A protester carries another affected by tear gas thrown by police during clashes between protesters and police near Tahrir Square in Cairo November 22, 2011.

Egypt experienced its third day of bloody clashes on Monday, the worst explosion of political violence since the ouster of President Hosni Mubarak last February. The riots were provoked by a clumsy government attempt on Saturday to forcibly eject protesters from Cairo’s Tahrir Square—the epicenter of Egypt’s “Arab Spring” protests. Tens of thousands of demonstrators stormed back into the square to battle police and army personnel. At least 23 protesters reportedly were killed and more than 1,000 were injured, as police resorted to live ammunition in repeated confrontations with the angry crowd.

The protesters were galvanized by the slow pace of reform and repeated efforts by the ruling Supreme Council of the Armed Forces (SCAF) to preserve and expand the army’s role in setting Egypt’s political course. When it ousted Mubarak and formed an interim government in February, the SCAF promised to hand back power in six months. Now it insists that it will remain in power until after the drafting of a new constitution and presidential elections, which it tentatively has scheduled for late 2012 or early 2013.

There is a danger that the crisis could disrupt Egypt’s parliamentary elections, which are slated to begin November 28 and continue in phases through March. Some critics charged that the SCAF provoked the clashes to fashion a pretext for postponing the elections, while others expressed concern that interim government would not be able to provide security for the polls.

The Revolutionary Youth Coalition, an umbrella group of pro-democracy movements, called for a “million-man march” on Tuesday to support its demand that the SCAF resign immediately and hand power to a national unity government.

The cabinet of the interim government offered to resign on Monday, but the offer was not immediately accepted by the SCAF, which appears reluctant to lose the façade of civilian leadership that masks the army’s leading role, which has continued since Colonel Gamal Abdel Nasser’s military coup in 1952.
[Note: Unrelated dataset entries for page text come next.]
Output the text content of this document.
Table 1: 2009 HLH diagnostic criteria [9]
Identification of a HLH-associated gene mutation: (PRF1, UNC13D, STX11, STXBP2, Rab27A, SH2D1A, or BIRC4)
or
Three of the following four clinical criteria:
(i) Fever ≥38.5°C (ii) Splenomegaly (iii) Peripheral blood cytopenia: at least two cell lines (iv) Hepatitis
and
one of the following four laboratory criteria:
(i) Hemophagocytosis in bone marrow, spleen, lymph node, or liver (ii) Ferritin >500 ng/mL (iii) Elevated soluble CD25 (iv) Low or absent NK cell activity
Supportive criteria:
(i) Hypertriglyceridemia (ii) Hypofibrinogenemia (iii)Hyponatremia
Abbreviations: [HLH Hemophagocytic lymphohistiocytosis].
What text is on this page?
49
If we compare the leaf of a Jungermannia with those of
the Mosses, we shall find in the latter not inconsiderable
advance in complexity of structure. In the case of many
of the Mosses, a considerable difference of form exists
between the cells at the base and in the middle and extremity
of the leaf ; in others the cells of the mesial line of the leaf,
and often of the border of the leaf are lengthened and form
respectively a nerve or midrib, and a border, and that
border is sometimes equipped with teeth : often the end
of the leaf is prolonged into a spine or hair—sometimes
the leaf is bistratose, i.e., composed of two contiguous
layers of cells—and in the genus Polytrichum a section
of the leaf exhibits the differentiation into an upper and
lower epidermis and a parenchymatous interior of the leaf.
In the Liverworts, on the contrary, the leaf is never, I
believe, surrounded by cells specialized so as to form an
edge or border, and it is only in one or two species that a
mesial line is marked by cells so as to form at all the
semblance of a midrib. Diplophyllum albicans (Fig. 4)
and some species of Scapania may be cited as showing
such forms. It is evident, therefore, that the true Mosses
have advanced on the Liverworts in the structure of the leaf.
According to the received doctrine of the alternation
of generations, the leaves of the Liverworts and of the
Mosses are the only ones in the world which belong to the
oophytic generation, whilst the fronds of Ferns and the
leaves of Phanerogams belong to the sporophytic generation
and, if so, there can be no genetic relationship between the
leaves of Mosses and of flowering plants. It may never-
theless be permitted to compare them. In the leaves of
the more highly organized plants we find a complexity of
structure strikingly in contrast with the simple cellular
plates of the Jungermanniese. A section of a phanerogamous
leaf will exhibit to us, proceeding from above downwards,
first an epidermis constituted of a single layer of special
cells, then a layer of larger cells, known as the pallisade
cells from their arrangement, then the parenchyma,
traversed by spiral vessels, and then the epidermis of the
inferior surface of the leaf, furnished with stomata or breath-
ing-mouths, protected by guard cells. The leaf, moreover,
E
The SCAF, which has ham-handedly over-reached in an effort to preserve the army’s institutional interests and shield it from civilian oversight, now must make major concessions to calm the tense political situation and facilitate the parliamentary elections. Unfortunately, even if the SCAF survives this crisis, the army’s weakened political status is likely to undermine its ability to act as a restraining influence on the Islamist political parties that are widely expected to win the most votes in the coming elections.